Échanges
Du Grand-Hornu à Bruges
Le nouveau bureau de Laurent Busine donne sur l'ellipse majestueuse de la cour centrale du Grand-Hornu, le joyau de la Révolution industrielle au Borinage. Les armoires sont encore vides, l'ordinateur flambant neuf, mais Busine reconnaît qu'il n'a pas renié le crayon et le papier, les schémas émaillés de flèches. Il me fait visiter son musée, qui a demandé douze années de réflexion et de travail. Les salles vides, qui baignent dans une douce lumière naturelle, chaque fois différente, attendent leur achèvement et l'arrivée des oeuvres d'art. Au moment où vous lisez ces lignes, il est enfin ouvert: le MAC's ou Musée des arts contemporains, qui héberge la collection de la Communauté française de Belgique. Le musée est érigé sur et à côté du site du Grand-Hornu. Les deux édifices gardent leur autonomie et se respectent mutuellement. Un seul billet d'entrée permet de visiter le site entier, musée compris. Celui-ci possède plusieurs sorties vers la cour centrale. En effet, Busine ne veut pas forcer la main au visiteur. Il aime que s'instaure un dialogue avec le lieu, avec son histoire. Et le Grand-Hornu est lourd d'histoire. Conçu et construit entre 1810 et 1830 par des architectes de Lille, Tournai et Termonde, ce complexe d'inspiration néoclassique (frontons, arcades et fenêtres en demi-lunes), qui offre place à l'activité industrielle comme au logement, conjugue l'esthétique et la dimension fonctionnelle. D'ici, des tonnes de houille furent envoyées autrefois vers la Flandre et vers Paris. Plus de quatre cents habitations, possédant chacune son jardin, hébergeaient les ouvriers. Aujourd'hui les ruines de l'atelier principal ont l'apparence d'une cathédrale s'ouvrant sur la voûte
céleste.
Hugo de Greef, l'intendant de Bruges capitale culturelle de l'Europe 2002, a invité Laurent Busine, le pionnier du MAC's, à prêter forme à la troisième grande exposition de l'année culturelle.
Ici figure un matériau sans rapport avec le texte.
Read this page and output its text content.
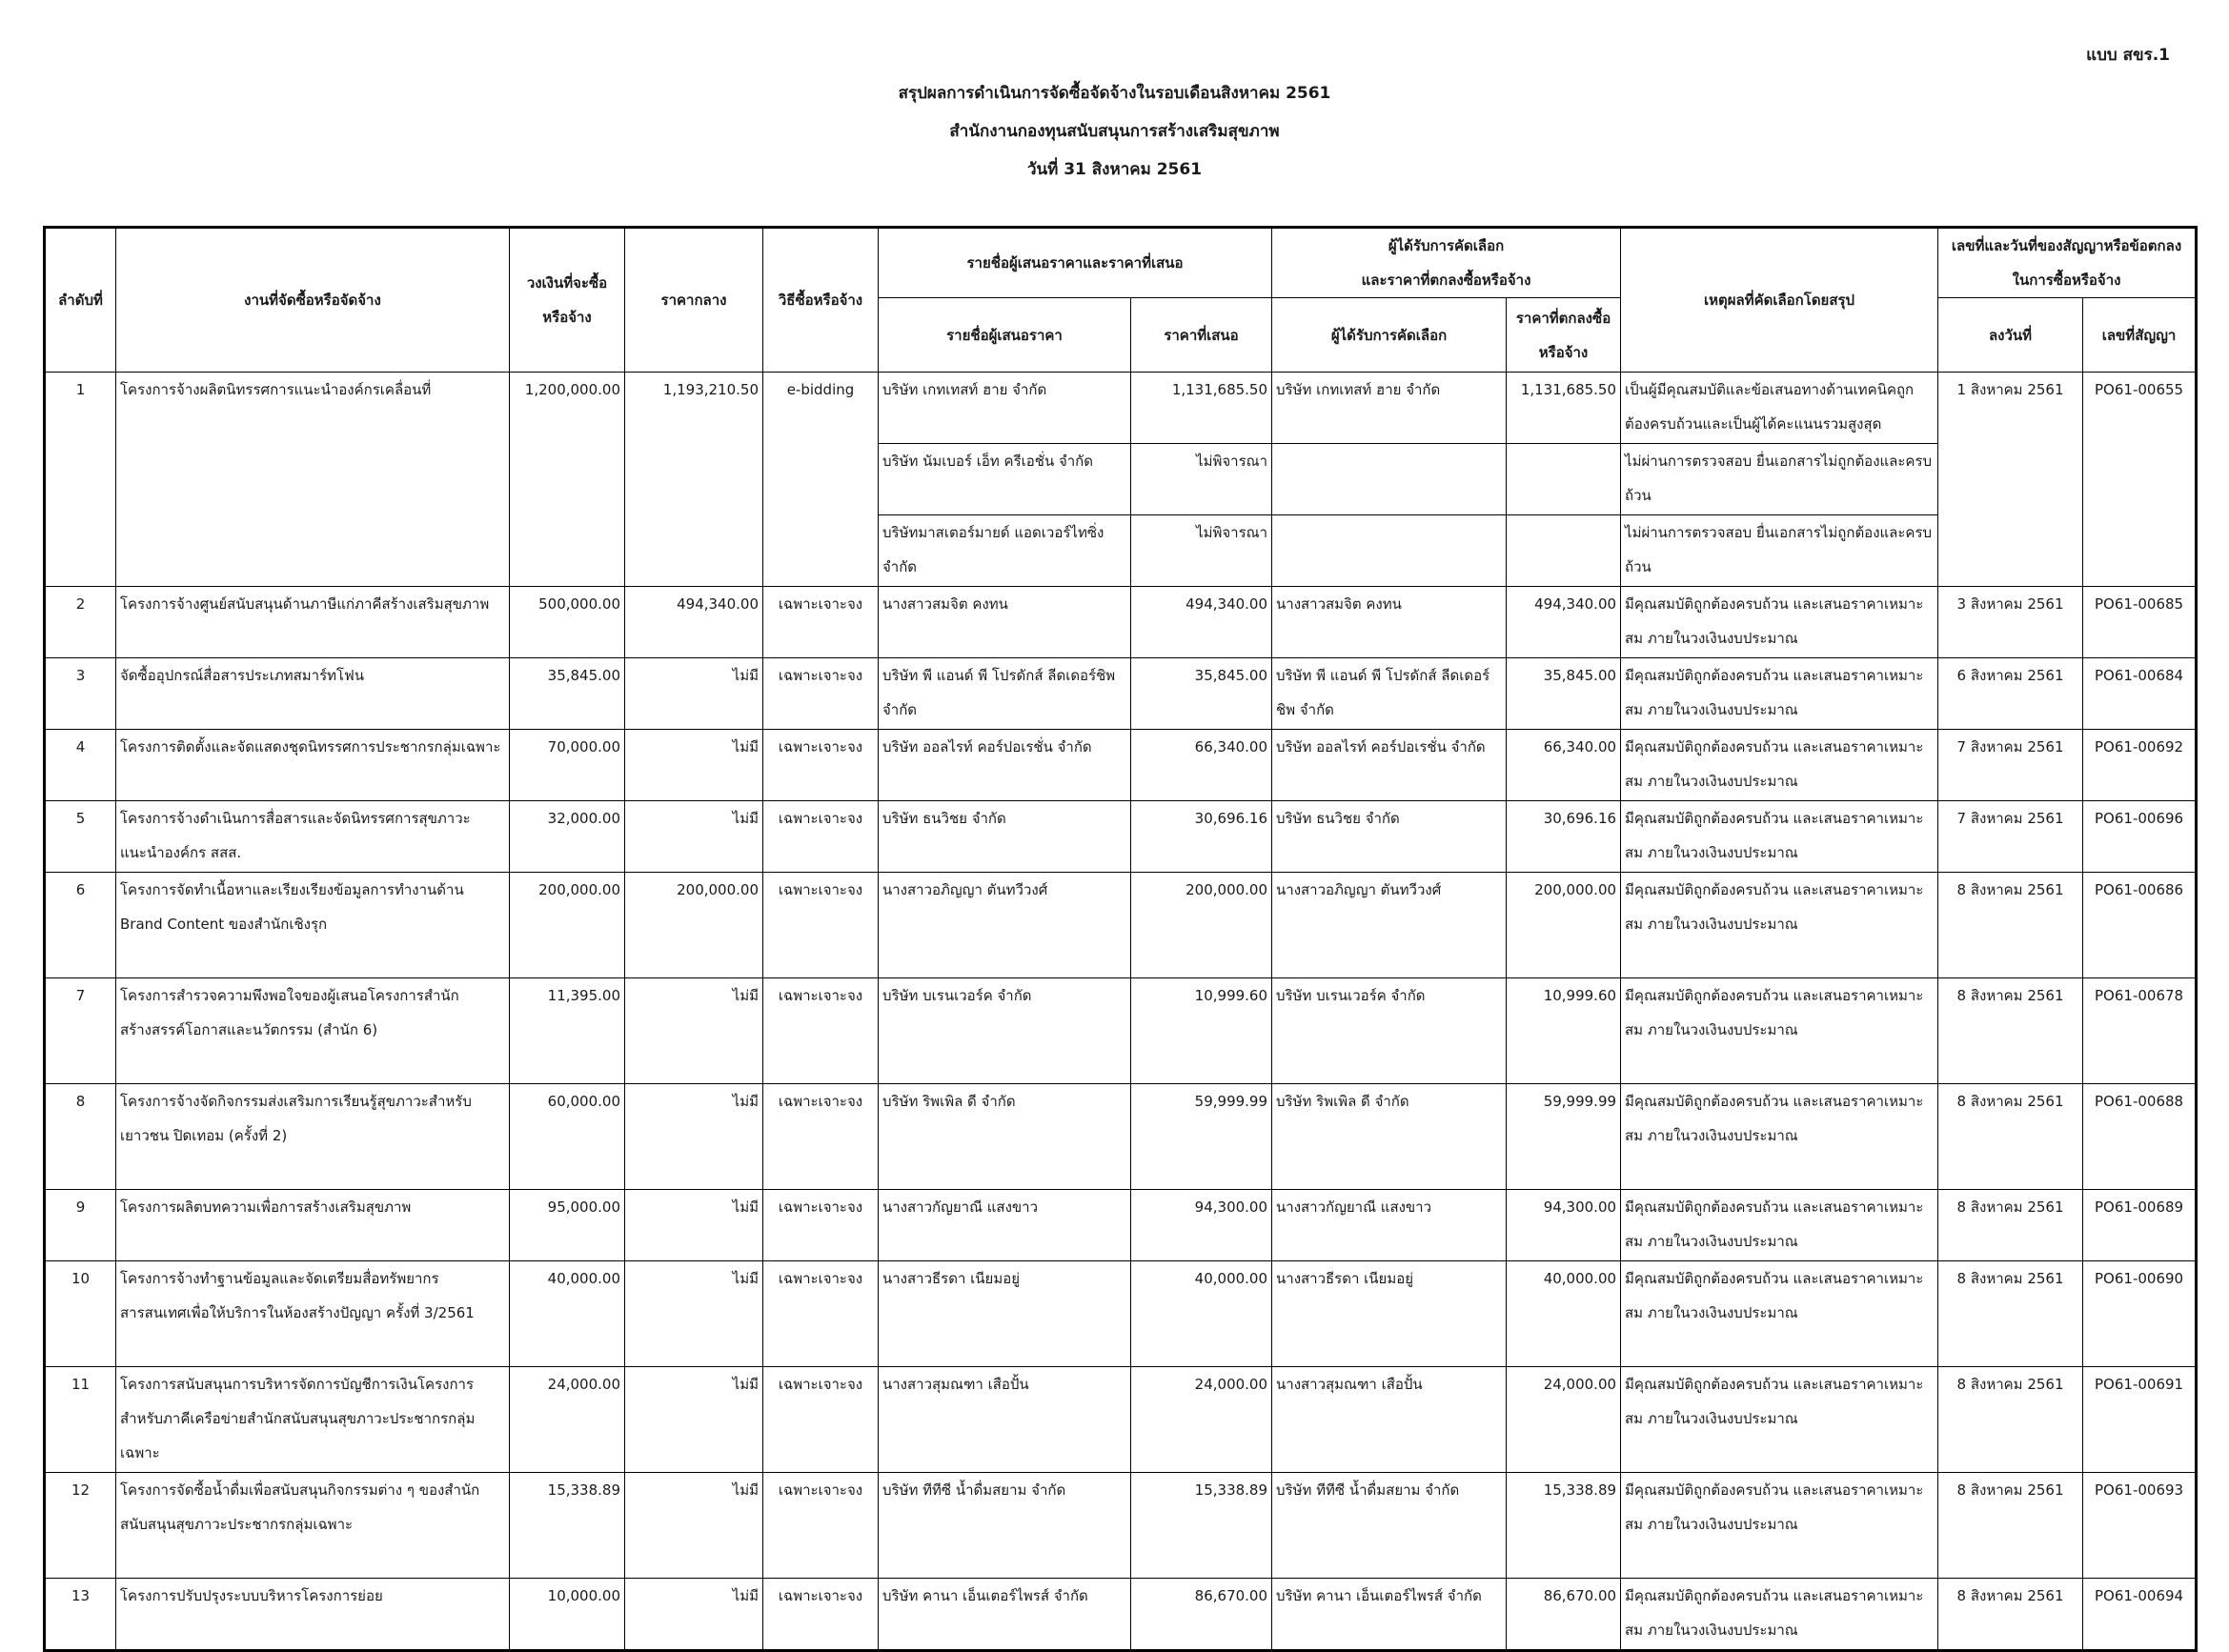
แบบ สขร.1
สรุปผลการดำเนินการจัดซื้อจัดจ้างในรอบเดือนสิงหาคม 2561
สำนักงานกองทุนสนับสนุนการสร้างเสริมสุขภาพ
วันที่ 31 สิงหาคม 2561
ลำดับที่	งานที่จัดซื้อหรือจัดจ้าง	วงเงินที่จะซื้อหรือจ้าง	ราคากลาง	วิธีซื้อหรือจ้าง	รายชื่อผู้เสนอราคาและราคาที่เสนอ		ผู้ได้รับการคัดเลือก
และราคาที่ตกลงซื้อหรือจ้าง		เหตุผลที่คัดเลือกโดยสรุป	เลขที่และวันที่ของสัญญาหรือข้อตกลงในการซื้อหรือจ้าง	
					รายชื่อผู้เสนอราคา	ราคาที่เสนอ	ผู้ได้รับการคัดเลือก	ราคาที่ตกลงซื้อหรือจ้าง		ลงวันที่	เลขที่สัญญา
1	โครงการจ้างผลิตนิทรรศการแนะนำองค์กรเคลื่อนที่	1,200,000.00	1,193,210.50	e-bidding	บริษัท เกทเทสท์ ฮาย จำกัด	1,131,685.50	บริษัท เกทเทสท์ ฮาย จำกัด	1,131,685.50	เป็นผู้มีคุณสมบัติและข้อเสนอทางด้านเทคนิคถูกต้องครบถ้วนและเป็นผู้ได้คะแนนรวมสูงสุด	1 สิงหาคม 2561	PO61-00655
					บริษัท นัมเบอร์ เอ็ท ครีเอชั่น จำกัด	ไม่พิจารณา			ไม่ผ่านการตรวจสอบ ยื่นเอกสารไม่ถูกต้องและครบถ้วน		
					บริษัทมาสเตอร์มายด์ แอดเวอร์ไทซิ่ง จำกัด	ไม่พิจารณา			ไม่ผ่านการตรวจสอบ ยื่นเอกสารไม่ถูกต้องและครบถ้วน		
2	โครงการจ้างศูนย์สนับสนุนด้านภาษีแก่ภาคีสร้างเสริมสุขภาพ	500,000.00	494,340.00	เฉพาะเจาะจง	นางสาวสมจิต คงทน	494,340.00	นางสาวสมจิต คงทน	494,340.00	มีคุณสมบัติถูกต้องครบถ้วน และเสนอราคาเหมาะสม ภายในวงเงินงบประมาณ	3 สิงหาคม 2561	PO61-00685
3	จัดซื้ออุปกรณ์สื่อสารประเภทสมาร์ทโฟน	35,845.00	ไม่มี	เฉพาะเจาะจง	บริษัท พี แอนด์ พี โปรดักส์ ลีดเดอร์ชิพ จำกัด	35,845.00	บริษัท พี แอนด์ พี โปรดักส์ ลีดเดอร์ชิพ จำกัด	35,845.00	มีคุณสมบัติถูกต้องครบถ้วน และเสนอราคาเหมาะสม ภายในวงเงินงบประมาณ	6 สิงหาคม 2561	PO61-00684
4	โครงการติดตั้งและจัดแสดงชุดนิทรรศการประชากรกลุ่มเฉพาะ	70,000.00	ไม่มี	เฉพาะเจาะจง	บริษัท ออลไรท์ คอร์ปอเรชั่น จำกัด	66,340.00	บริษัท ออลไรท์ คอร์ปอเรชั่น จำกัด	66,340.00	มีคุณสมบัติถูกต้องครบถ้วน และเสนอราคาเหมาะสม ภายในวงเงินงบประมาณ	7 สิงหาคม 2561	PO61-00692
5	โครงการจ้างดำเนินการสื่อสารและจัดนิทรรศการสุขภาวะแนะนำองค์กร สสส.	32,000.00	ไม่มี	เฉพาะเจาะจง	บริษัท ธนวิชย จำกัด	30,696.16	บริษัท ธนวิชย จำกัด	30,696.16	มีคุณสมบัติถูกต้องครบถ้วน และเสนอราคาเหมาะสม ภายในวงเงินงบประมาณ	7 สิงหาคม 2561	PO61-00696
6	โครงการจัดทำเนื้อหาและเรียงเรียงข้อมูลการทำงานด้าน Brand Content ของสำนักเชิงรุก	200,000.00	200,000.00	เฉพาะเจาะจง	นางสาวอภิญญา ตันทวีวงศ์	200,000.00	นางสาวอภิญญา ตันทวีวงศ์	200,000.00	มีคุณสมบัติถูกต้องครบถ้วน และเสนอราคาเหมาะสม ภายในวงเงินงบประมาณ	8 สิงหาคม 2561	PO61-00686
7	โครงการสำรวจความพึงพอใจของผู้เสนอโครงการสำนักสร้างสรรค์โอกาสและนวัตกรรม (สำนัก 6)	11,395.00	ไม่มี	เฉพาะเจาะจง	บริษัท บเรนเวอร์ค จำกัด	10,999.60	บริษัท บเรนเวอร์ค จำกัด	10,999.60	มีคุณสมบัติถูกต้องครบถ้วน และเสนอราคาเหมาะสม ภายในวงเงินงบประมาณ	8 สิงหาคม 2561	PO61-00678
8	โครงการจ้างจัดกิจกรรมส่งเสริมการเรียนรู้สุขภาวะสำหรับเยาวชน ปิดเทอม (ครั้งที่ 2)	60,000.00	ไม่มี	เฉพาะเจาะจง	บริษัท ริพเพิล ดี จำกัด	59,999.99	บริษัท ริพเพิล ดี จำกัด	59,999.99	มีคุณสมบัติถูกต้องครบถ้วน และเสนอราคาเหมาะสม ภายในวงเงินงบประมาณ	8 สิงหาคม 2561	PO61-00688
9	โครงการผลิตบทความเพื่อการสร้างเสริมสุขภาพ	95,000.00	ไม่มี	เฉพาะเจาะจง	นางสาวกัญยาณี แสงขาว	94,300.00	นางสาวกัญยาณี แสงขาว	94,300.00	มีคุณสมบัติถูกต้องครบถ้วน และเสนอราคาเหมาะสม ภายในวงเงินงบประมาณ	8 สิงหาคม 2561	PO61-00689
10	โครงการจ้างทำฐานข้อมูลและจัดเตรียมสื่อทรัพยากรสารสนเทศเพื่อให้บริการในห้องสร้างปัญญา ครั้งที่ 3/2561	40,000.00	ไม่มี	เฉพาะเจาะจง	นางสาวธีรดา เนียมอยู่	40,000.00	นางสาวธีรดา เนียมอยู่	40,000.00	มีคุณสมบัติถูกต้องครบถ้วน และเสนอราคาเหมาะสม ภายในวงเงินงบประมาณ	8 สิงหาคม 2561	PO61-00690
11	โครงการสนับสนุนการบริหารจัดการบัญชีการเงินโครงการสำหรับภาคีเครือข่ายสำนักสนับสนุนสุขภาวะประชากรกลุ่มเฉพาะ	24,000.00	ไม่มี	เฉพาะเจาะจง	นางสาวสุมณฑา เสือปั้น	24,000.00	นางสาวสุมณฑา เสือปั้น	24,000.00	มีคุณสมบัติถูกต้องครบถ้วน และเสนอราคาเหมาะสม ภายในวงเงินงบประมาณ	8 สิงหาคม 2561	PO61-00691
12	โครงการจัดซื้อน้ำดื่มเพื่อสนับสนุนกิจกรรมต่าง ๆ ของสำนักสนับสนุนสุขภาวะประชากรกลุ่มเฉพาะ	15,338.89	ไม่มี	เฉพาะเจาะจง	บริษัท ทีทีซี น้ำดื่มสยาม จำกัด	15,338.89	บริษัท ทีทีซี น้ำดื่มสยาม จำกัด	15,338.89	มีคุณสมบัติถูกต้องครบถ้วน และเสนอราคาเหมาะสม ภายในวงเงินงบประมาณ	8 สิงหาคม 2561	PO61-00693
13	โครงการปรับปรุงระบบบริหารโครงการย่อย	10,000.00	ไม่มี	เฉพาะเจาะจง	บริษัท คานา เอ็นเตอร์ไพรส์ จำกัด	86,670.00	บริษัท คานา เอ็นเตอร์ไพรส์ จำกัด	86,670.00	มีคุณสมบัติถูกต้องครบถ้วน และเสนอราคาเหมาะสม ภายในวงเงินงบประมาณ	8 สิงหาคม 2561	PO61-00694
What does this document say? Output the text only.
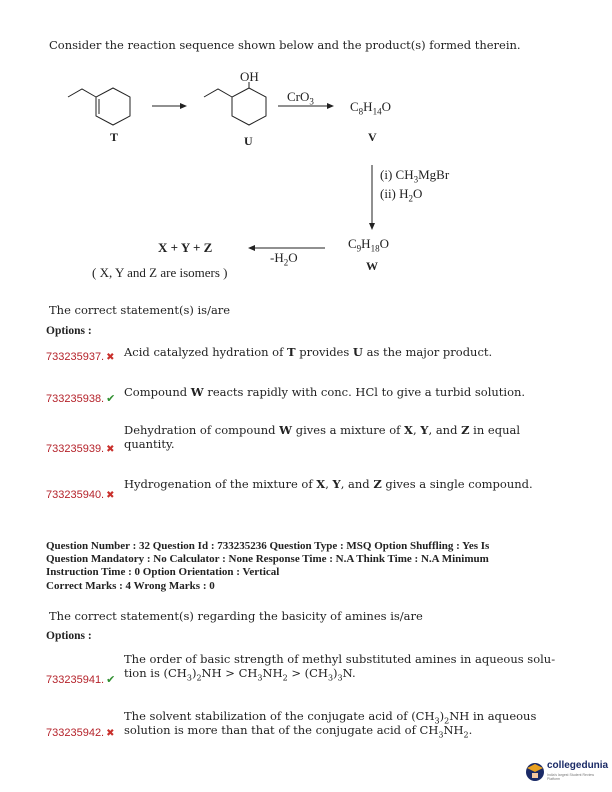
Consider the reaction sequence shown below and the product(s) formed therein.
OH
T	U
CrO$_3$	$C_8H_{14}O$
V
(i) $CH_3MgBr$
(ii) $H_2O$
$C_9H_{18}O$
W
$-H_2O$
X + Y + Z
( X, Y and Z are isomers )
The correct statement(s) is/are
Options :
733235937. ✖ Acid catalyzed hydration of T provides U as the major product.
733235938. ✔ Compound W reacts rapidly with conc. HCl to give a turbid solution.
Dehydration of compound W gives a mixture of X, Y, and Z in equal
733235939. ✖ quantity.
Hydrogenation of the mixture of X, Y, and Z gives a single compound.
733235940. ✖
Question Number : 32 Question Id : 733235236 Question Type : MSQ Option Shuffling : Yes Is
Question Mandatory : No Calculator : None Response Time : N.A Think Time : N.A Minimum
Instruction Time : 0 Option Orientation : Vertical
Correct Marks : 4 Wrong Marks : 0
The correct statement(s) regarding the basicity of amines is/are
Options :
The order of basic strength of methyl substituted amines in aqueous solu-
tion is $(CH_3)_2NH > CH_3NH_2 > (CH_3)_3N$.
733235941. ✔
The solvent stabilization of the conjugate acid of $(CH_3)_2NH$ in aqueous
733235942. ✖ solution is more than that of the conjugate acid of $CH_3NH_2$.
collegedunia
India's largest Student Review Platform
Il s'agit, dans le cadre du Grand séminaire (xviie et xviiie siècles), l'ancienne abbaye cistercienne de Ten Duinen en bordure du centre-ville, de confronter les manuscrits et miniatures de la bibliothèque du monastère et de ses fondations, Clairmarais (près de Saint-Omer) et Ter Doest (Lissewege, Flandre-Occidentale) avec des témoignages d'art contemporain.
L'exposition de Busine, Le vaste monde à livres ouverts, est la plus intimiste des trois (après Jan van Eyck, les Primitifs flamands et le Sud, grande manifestation qui connut un succès énorme, et l'exposition Hanze@Medici.com consacrée à ce marché des échanges culturels qu'était Bruges) et la plus stratifiée parce que l'architecture de l'ancienne abbaye et la richesse de la vie catholique romaine jouent ici leur rôle. L'église est vide; l'immense séminaire, à une dizaine de séminaristes près, l'est également.
Ne prenant pas de risques, Busine a invité trois artistes avec qui il avait déjà travaillé: le Flamand David Claerbout, l'Espagnol Jose Maria Sicilia et l'Italien Giuseppe Penone. Le choix des oeuvres s'est effectué en dialogue avec les artistes et le site. Ainsi, en pénétrant dans la froide église monumentale du Séminaire, le visiteur voit, disposées sur le pavement vide, 250 colombes en grès. Certaines servent de lampes à huile.